Revue Spécialiséé Trimestrielle

ASPECTS DE L’ORNEMENTATION DES DEMEURES PATRIMONIALES DANS LA VILLE DE ZABID

Issue 60
ASPECTS DE L’ORNEMENTATION DES DEMEURES PATRIMONIALES  DANS LA VILLE DE ZABID

Dr Muhammed Abdul Hamid Noaman Thabit

Maître-Assistant au Département de l’Architecture d’intérieur à l’Université d’Al Hodeïda. Yémen

L’architecture dans la ville de Zabid est considérée comme un art unique en son genre au Yémen : d’abord, en raison de la forme simple de la demeure zabidie qui se compose la plupart du temps d’un large vestibule sur lequel donnent une ou plusieurs pièces principales ; ensuite, de la surface importante qu’occupent les formes ornementales à l’intérieur de chaque habitation. Cette place n’est, à l’évidence, que la contrepartie de la pauvreté des équipements dont dispose le bâtiment, ce qui représente en soi un contraste entre la simplicité des formes et la richesse de l’élément ornemental. C’est bien ce contraste qui confère à la demeure zabidie cette apparence qui la distingue des autres habitations yéménites. 

L’architecte local a en effet essayé de trouver une solution pour parer à la chaleur ambiante dans un contexte d’extrême humidité. Il a élevé les murs de chambres et élargi les ouvertures qui sont au-dessus des portes et des fenêtres. Un plafond et des ouvertures plus hautes contribuent en effet à chasser l’air chaud et à adoucir la température des chambres. C’est pour cette même raison que le sol des chambres n’est ni cimenté ni recouvert de petites pierres. À l’intérieur comme à l’extérieur du vestibule, le sol est au contraire enveloppé d’une légère couche de terre continûment aspergée d’une eau que l’on puise dans un puits creusé dans l’un des recoins de ce vestibule et qui permet d’absorber la chaleur. Des arbres sont également plantés dans ce vestibule dans le but d’adoucir l’atmosphère de la maison. Le blanc est utilisé pour repeindre les surfaces extérieures aussi bien pour réduire les déperditions de chaleur que pour la décoration des surfaces, tant à l’intérieur qu’à l’extérieur. 

La construction des petites structures à l’intérieur de la maison est le plus souvent de forme horizontale, ces éléments sont séparés les uns des autres par une certaine distance afin de permettre à l’air de circuler librement. Certaines maisons sont de forme verticale mais elles dépassent rarement les deux étages. Le coût de ce genre d’habitation est élevé, seuls les commerçants et les notables ont les moyens de les ériger.

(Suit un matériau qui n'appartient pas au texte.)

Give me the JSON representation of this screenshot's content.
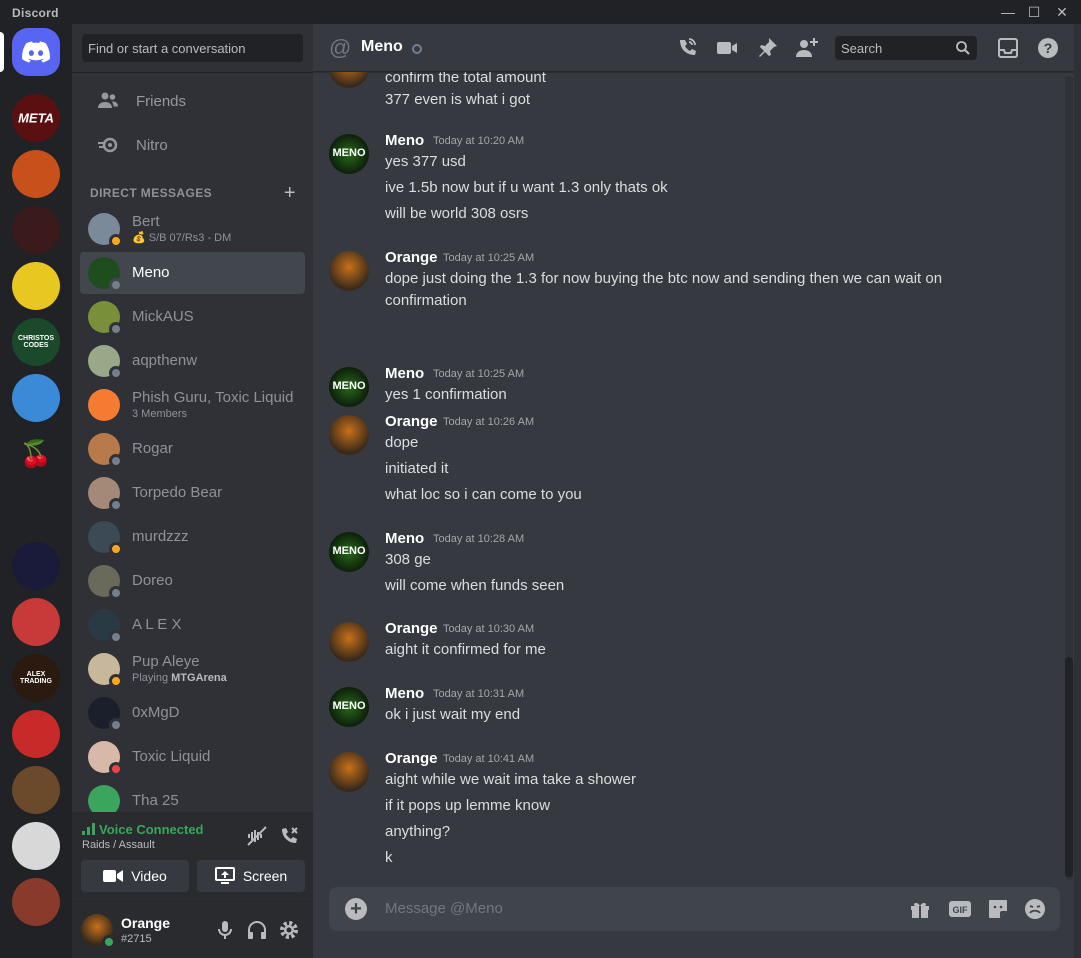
{
  "window": {
    "brand": "Discord",
    "controls": [
      "—",
      "☐",
      "✕"
    ]
  },
  "sidebar": {
    "search_placeholder": "Find or start a conversation",
    "nav": [
      {
        "label": "Friends",
        "icon": "friends-icon"
      },
      {
        "label": "Nitro",
        "icon": "nitro-icon"
      }
    ],
    "dm_header": "DIRECT MESSAGES",
    "dms": [
      {
        "name": "Bert",
        "sub": "💰 S/B 07/Rs3 - DM",
        "status": "idle",
        "color": "#7a8a9a"
      },
      {
        "name": "Meno",
        "sub": "",
        "status": "offline",
        "color": "#1e4d1e",
        "active": true
      },
      {
        "name": "MickAUS",
        "sub": "",
        "status": "offline",
        "color": "#7a8f3a"
      },
      {
        "name": "aqpthenw",
        "sub": "",
        "status": "offline",
        "color": "#9aa88a"
      },
      {
        "name": "Phish Guru, Toxic Liquid",
        "sub": "3 Members",
        "status": "",
        "color": "#f47b31"
      },
      {
        "name": "Rogar",
        "sub": "",
        "status": "offline",
        "color": "#b87a4a"
      },
      {
        "name": "Torpedo Bear",
        "sub": "",
        "status": "offline",
        "color": "#a48878"
      },
      {
        "name": "murdzzz",
        "sub": "",
        "status": "idle",
        "color": "#3b4a55"
      },
      {
        "name": "Doreo",
        "sub": "",
        "status": "offline",
        "color": "#6a6a5a"
      },
      {
        "name": "A L E X",
        "sub": "",
        "status": "offline",
        "color": "#2a3a45"
      },
      {
        "name": "Pup Aleye",
        "sub_prefix": "Playing ",
        "sub_bold": "MTGArena",
        "status": "idle",
        "color": "#c8b89a"
      },
      {
        "name": "0xMgD",
        "sub": "",
        "status": "offline",
        "color": "#1a1f2b"
      },
      {
        "name": "Toxic Liquid",
        "sub": "",
        "status": "dnd",
        "color": "#d8b8a8"
      },
      {
        "name": "Tha 25",
        "sub": "",
        "status": "",
        "color": "#3ba55d"
      }
    ],
    "voice": {
      "status": "Voice Connected",
      "channel": "Raids / Assault",
      "video_label": "Video",
      "screen_label": "Screen"
    },
    "user": {
      "name": "Orange",
      "tag": "#2715"
    }
  },
  "chat": {
    "channel": "Meno",
    "search_placeholder": "Search",
    "composer_placeholder": "Message @Meno",
    "top_lines": [
      "confirm the total amount",
      "377 even is what i got"
    ],
    "groups": [
      {
        "author": "Meno",
        "time": "Today at 10:20 AM",
        "lines": [
          "yes 377 usd",
          "ive 1.5b now but if u want 1.3 only thats ok",
          "will be world 308 osrs"
        ]
      },
      {
        "author": "Orange",
        "time": "Today at 10:25 AM",
        "lines": [
          "dope just doing the 1.3 for now buying the btc now and sending then we can wait on",
          "confirmation"
        ]
      },
      {
        "author": "Meno",
        "time": "Today at 10:25 AM",
        "lines": [
          "yes 1 confirmation"
        ]
      },
      {
        "author": "Orange",
        "time": "Today at 10:26 AM",
        "lines": [
          "dope",
          "initiated it",
          "what loc so i can come to you"
        ]
      },
      {
        "author": "Meno",
        "time": "Today at 10:28 AM",
        "lines": [
          "308 ge",
          "will come when funds seen"
        ]
      },
      {
        "author": "Orange",
        "time": "Today at 10:30 AM",
        "lines": [
          "aight it confirmed for me"
        ]
      },
      {
        "author": "Meno",
        "time": "Today at 10:31 AM",
        "lines": [
          "ok i just wait my end"
        ]
      },
      {
        "author": "Orange",
        "time": "Today at 10:41 AM",
        "lines": [
          "aight while we wait ima take a shower",
          "if it pops up lemme know",
          "anything?",
          "k"
        ]
      }
    ]
  },
  "servers": [
    {
      "label": "META",
      "color": "#5a1010"
    },
    {
      "label": "",
      "color": "#c8501a"
    },
    {
      "label": "",
      "color": "#3a1a1a"
    },
    {
      "label": "",
      "color": "#e8c820"
    },
    {
      "label": "CHRISTOS CODES",
      "color": "#1a4a2a"
    },
    {
      "label": "",
      "color": "#3a8ad8"
    },
    {
      "label": "🍒",
      "color": "#202225"
    },
    {
      "label": "",
      "color": "#202225"
    },
    {
      "label": "",
      "color": "#1a1a3a"
    },
    {
      "label": "",
      "color": "#c83a3a"
    },
    {
      "label": "ALEX TRADING",
      "color": "#2a1a10"
    },
    {
      "label": "",
      "color": "#c82a2a"
    },
    {
      "label": "",
      "color": "#6a4a2a"
    },
    {
      "label": "",
      "color": "#d8d8d8"
    },
    {
      "label": "",
      "color": "#8a3a2a"
    }
  ],
  "colors": {
    "accent": "#5865f2",
    "online": "#3ba55d",
    "idle": "#faa81a",
    "dnd": "#ed4245",
    "offline": "#747f8d"
  }
}
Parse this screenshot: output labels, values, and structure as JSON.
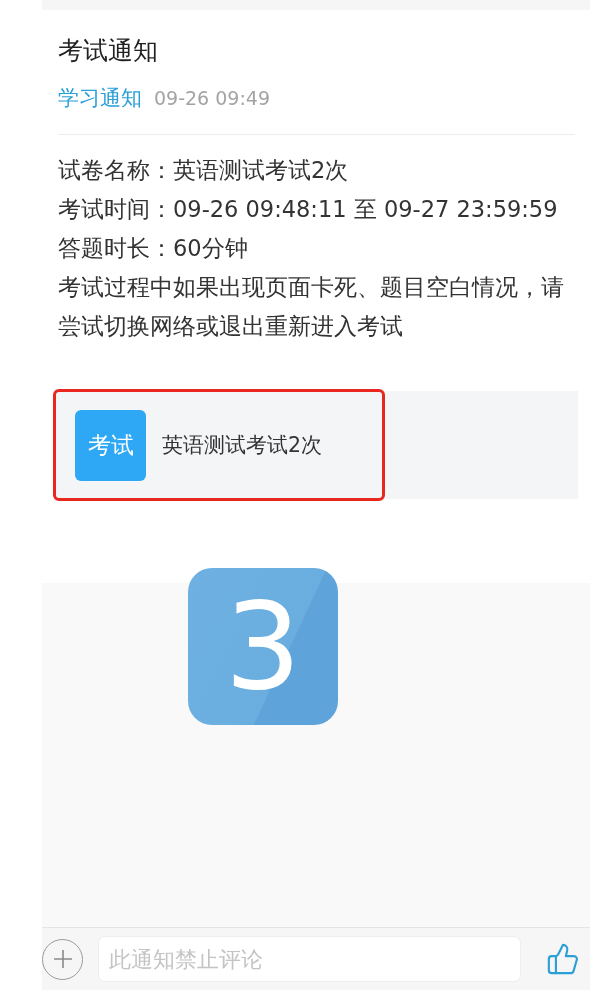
{
  "notice": {
    "title": "考试通知",
    "category": "学习通知",
    "time": "09-26 09:49"
  },
  "details": [
    "试卷名称：英语测试考试2次",
    "考试时间：09-26 09:48:11 至 09-27 23:59:59",
    "答题时长：60分钟",
    "考试过程中如果出现页面卡死、题目空白情况，请尝试切换网络或退出重新进入考试"
  ],
  "attachment": {
    "tag": "考试",
    "title": "英语测试考试2次",
    "highlighted": true
  },
  "step_badge": {
    "number": "3"
  },
  "comment_bar": {
    "placeholder": "此通知禁止评论"
  }
}
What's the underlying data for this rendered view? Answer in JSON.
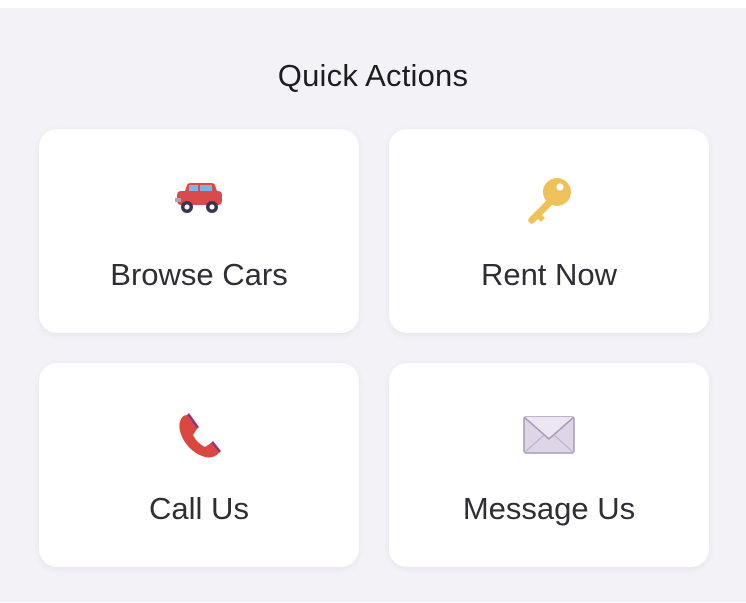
{
  "section": {
    "title": "Quick Actions"
  },
  "actions": [
    {
      "label": "Browse Cars",
      "icon": "car-icon"
    },
    {
      "label": "Rent Now",
      "icon": "key-icon"
    },
    {
      "label": "Call Us",
      "icon": "phone-icon"
    },
    {
      "label": "Message Us",
      "icon": "envelope-icon"
    }
  ],
  "colors": {
    "background": "#f3f2f7",
    "card": "#ffffff",
    "text": "#2e2e33",
    "car_body": "#d94b4b",
    "key": "#eec15a",
    "phone": "#d9473f",
    "envelope": "#ddd6e6"
  }
}
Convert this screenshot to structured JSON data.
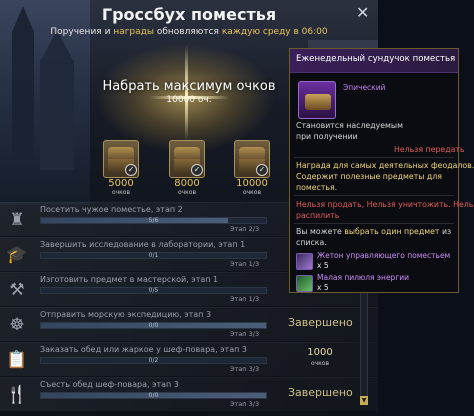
{
  "window": {
    "title": "Гроссбух поместья",
    "close_glyph": "✕",
    "subtitle_a": "Поручения и",
    "subtitle_b": "награды",
    "subtitle_c": "обновляются",
    "subtitle_d": "каждую среду в 06:00"
  },
  "goal": {
    "title": "Набрать максимум очков",
    "points": "10000 оч."
  },
  "milestones": [
    {
      "points": "5000",
      "label": "очков",
      "icon": "chest-icon",
      "claimed": true
    },
    {
      "points": "8000",
      "label": "очков",
      "icon": "chest-icon",
      "claimed": true
    },
    {
      "points": "10000",
      "label": "очков",
      "icon": "chest-icon",
      "claimed": true
    }
  ],
  "quests": [
    {
      "icon": "castle-icon",
      "glyph": "♜",
      "name": "Посетить чужое поместье, этап 2",
      "progress": "5/6",
      "fill": 0.83,
      "stage": "Этап 2/3",
      "status": "",
      "reward": ""
    },
    {
      "icon": "graduation-cap-icon",
      "glyph": "🎓",
      "name": "Завершить исследование в лаборатории, этап 1",
      "progress": "0/1",
      "fill": 0.0,
      "stage": "Этап 1/3",
      "status": "",
      "reward": ""
    },
    {
      "icon": "tools-icon",
      "glyph": "⚒",
      "name": "Изготовить предмет в мастерской, этап 1",
      "progress": "0/5",
      "fill": 0.0,
      "stage": "Этап 1/3",
      "status": "",
      "reward": ""
    },
    {
      "icon": "ship-wheel-icon",
      "glyph": "☸",
      "name": "Отправить морскую экспедицию, этап 3",
      "progress": "0/0",
      "fill": 1.0,
      "stage": "Этап 3/3",
      "status": "Завершено",
      "reward": ""
    },
    {
      "icon": "clipboard-icon",
      "glyph": "📋",
      "name": "Заказать обед или жаркое у шеф-повара, этап 3",
      "progress": "0/2",
      "fill": 0.0,
      "stage": "Этап 3/3",
      "status": "",
      "reward": "1000",
      "reward_label": "очков"
    },
    {
      "icon": "cutlery-icon",
      "glyph": "🍴",
      "name": "Съесть обед шеф-повара, этап 3",
      "progress": "0/0",
      "fill": 1.0,
      "stage": "Этап 3/3",
      "status": "Завершено",
      "reward": ""
    }
  ],
  "tooltip": {
    "title": "Еженедельный сундучок поместья",
    "rarity": "Эпический",
    "bind_1": "Становится наследуемым",
    "bind_2": "при получении",
    "no_transfer": "Нельзя передать",
    "desc_1": "Награда для самых деятельных феодалов.",
    "desc_2": "Содержит полезные предметы для",
    "desc_3": "поместья.",
    "restrict_1": "Нельзя продать",
    "restrict_2": "Нельзя уничтожить",
    "restrict_3": "Нельзя",
    "restrict_4": "распилить",
    "choose_a": "Вы можете",
    "choose_b": "выбрать один предмет",
    "choose_c": "из",
    "choose_d": "списка.",
    "items": [
      {
        "name": "Жетон управляющего поместьем",
        "qty": "x 5",
        "icon": "token-icon"
      },
      {
        "name": "Малая пилюля энергии",
        "qty": "x 5",
        "icon": "potion-icon"
      }
    ]
  },
  "colors": {
    "accent": "#e8c35a",
    "warning": "#e15b5b",
    "epic": "#c77df0",
    "tooltip_bg": "#0a0c11"
  }
}
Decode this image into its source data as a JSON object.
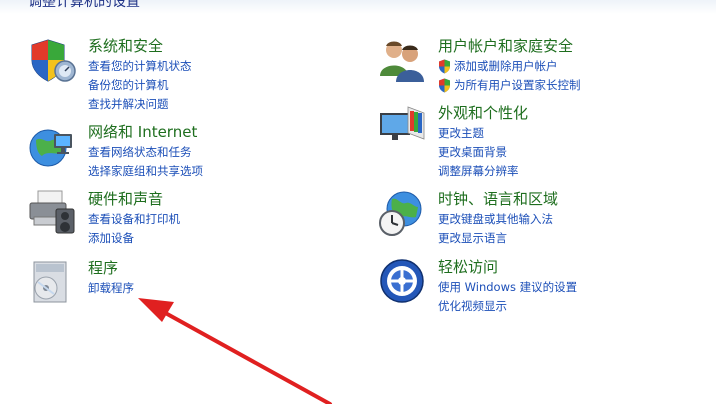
{
  "page": {
    "heading": "调整计算机的设置"
  },
  "categories": [
    {
      "title": "系统和安全",
      "links": [
        "查看您的计算机状态",
        "备份您的计算机",
        "查找并解决问题"
      ],
      "icon": "shield-icon"
    },
    {
      "title": "网络和 Internet",
      "links": [
        "查看网络状态和任务",
        "选择家庭组和共享选项"
      ],
      "icon": "network-globe-icon"
    },
    {
      "title": "硬件和声音",
      "links": [
        "查看设备和打印机",
        "添加设备"
      ],
      "icon": "printer-icon"
    },
    {
      "title": "程序",
      "links": [
        "卸载程序"
      ],
      "icon": "programs-icon"
    },
    {
      "title": "用户帐户和家庭安全",
      "links": [
        "添加或删除用户帐户",
        "为所有用户设置家长控制"
      ],
      "icon": "users-icon"
    },
    {
      "title": "外观和个性化",
      "links": [
        "更改主题",
        "更改桌面背景",
        "调整屏幕分辨率"
      ],
      "icon": "appearance-icon"
    },
    {
      "title": "时钟、语言和区域",
      "links": [
        "更改键盘或其他输入法",
        "更改显示语言"
      ],
      "icon": "clock-globe-icon"
    },
    {
      "title": "轻松访问",
      "links": [
        "使用 Windows 建议的设置",
        "优化视频显示"
      ],
      "icon": "ease-of-access-icon"
    }
  ],
  "colors": {
    "title_green": "#1e6e1e",
    "link_blue": "#1c4fb8",
    "annotation_red": "#e02020"
  }
}
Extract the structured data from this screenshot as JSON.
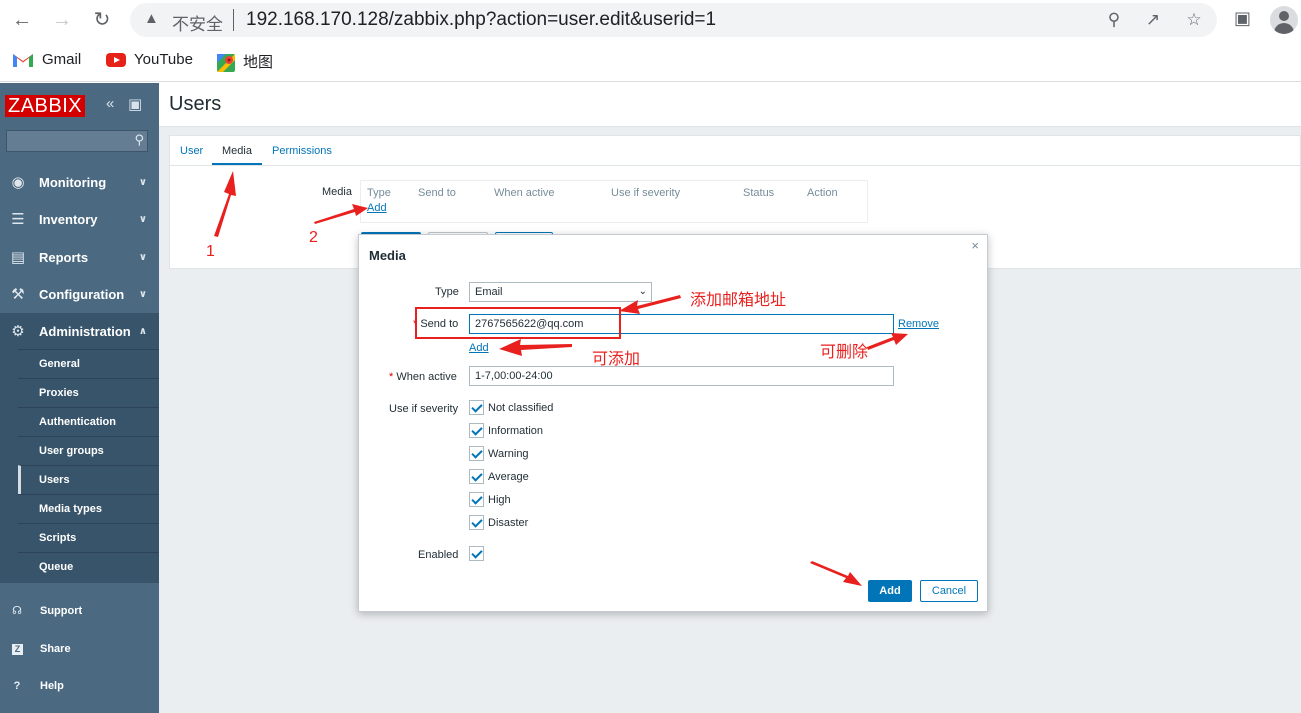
{
  "browser": {
    "insecure_label": "不安全",
    "url": "192.168.170.128/zabbix.php?action=user.edit&userid=1",
    "bookmarks": [
      {
        "label": "Gmail",
        "icon": "gmail-icon"
      },
      {
        "label": "YouTube",
        "icon": "youtube-icon"
      },
      {
        "label": "地图",
        "icon": "maps-icon"
      }
    ]
  },
  "sidebar": {
    "logo": "ZABBIX",
    "search_placeholder": "",
    "menu": [
      {
        "label": "Monitoring",
        "icon": "eye-icon"
      },
      {
        "label": "Inventory",
        "icon": "list-icon"
      },
      {
        "label": "Reports",
        "icon": "bar-chart-icon"
      },
      {
        "label": "Configuration",
        "icon": "wrench-icon"
      },
      {
        "label": "Administration",
        "icon": "gear-icon"
      }
    ],
    "admin_items": [
      "General",
      "Proxies",
      "Authentication",
      "User groups",
      "Users",
      "Media types",
      "Scripts",
      "Queue"
    ],
    "selected_admin_item": "Users",
    "bottom": [
      {
        "label": "Support",
        "icon": "headset-icon"
      },
      {
        "label": "Share",
        "icon": "share-z-icon"
      },
      {
        "label": "Help",
        "icon": "question-icon"
      }
    ]
  },
  "page": {
    "title": "Users",
    "tabs": [
      "User",
      "Media",
      "Permissions"
    ],
    "active_tab": "Media",
    "media_label": "Media",
    "media_table_headers": [
      "Type",
      "Send to",
      "When active",
      "Use if severity",
      "Status",
      "Action"
    ],
    "media_add_link": "Add"
  },
  "dialog": {
    "title": "Media",
    "type_label": "Type",
    "type_value": "Email",
    "send_to_label": "Send to",
    "send_to_value": "2767565622@qq.com",
    "remove_link": "Remove",
    "add_link": "Add",
    "when_active_label": "When active",
    "when_active_value": "1-7,00:00-24:00",
    "severity_label": "Use if severity",
    "severities": [
      "Not classified",
      "Information",
      "Warning",
      "Average",
      "High",
      "Disaster"
    ],
    "enabled_label": "Enabled",
    "add_button": "Add",
    "cancel_button": "Cancel"
  },
  "annotations": {
    "step1": "1",
    "step2": "2",
    "add_email": "添加邮箱地址",
    "can_add": "可添加",
    "can_delete": "可删除",
    "color": "#e8201e"
  },
  "colors": {
    "sidebar": "#4b6a82",
    "sidebar_active": "#37546a",
    "logo": "#d40000",
    "link": "#0275b8",
    "background": "#ebeef0"
  }
}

Les demeures de Zabid se caractérisent par la richesse de leur ornementation. Celle-ci occupe toute la surface disponible sur la façade et les murs des chambres. Les artistes de la ville se sont le plus souvent contentés d’utiliser la craie que l’on trouve à quelques kilomètres au nord de la ville pour réaliser leurs œuvres. Ce matériau ainsi que le bois sont sculptés selon les techniques de la taille et du modelage. Les ornements qui embellissent les devantures des maisons de Zabid sont à base de formes géométriques tels que les rectangles ou les triangles. On y trouve aussi en grande quantité des lignes courbes qui sont celles des plantes dépouillées de leurs feuilles et de leurs branches. Ces lignes sont édifiées avec de l’argile ou sculptées dans la craie ou le bois. Les formes écrites ne sont pas présentes en tant qu’éléments de décoration, ce sont de simples versets du Saint Coran – notamment les versets de la chaire –, destinés à implorer la protection divine pour les habitants de la maison. Il arrive aussi que l’on rencontre des phrases ou expressions de bienvenue à l’intention des hôtes de la maison, ou des chiffres indiquant la date de fabrication de la planche ou morceau de bois utilisé. Frenda Fernando affirme que l’élément le plus frappant dans les demeures de Zabid réside dans la finesse et la densité des ornementations qui se trouvent sur les murs, les plafonds et les entrées. Il estime que ce style décoratif a deux origines : l’une locale à valeur culturelle en rapport avec la ville de Zabid, en tant qu’elle est un centre culturel ; l’autre se rapportant au talent des artisans indiens qui, jusqu’au XIXe siècle, furent très présents sur les rivages de la Mer rouge.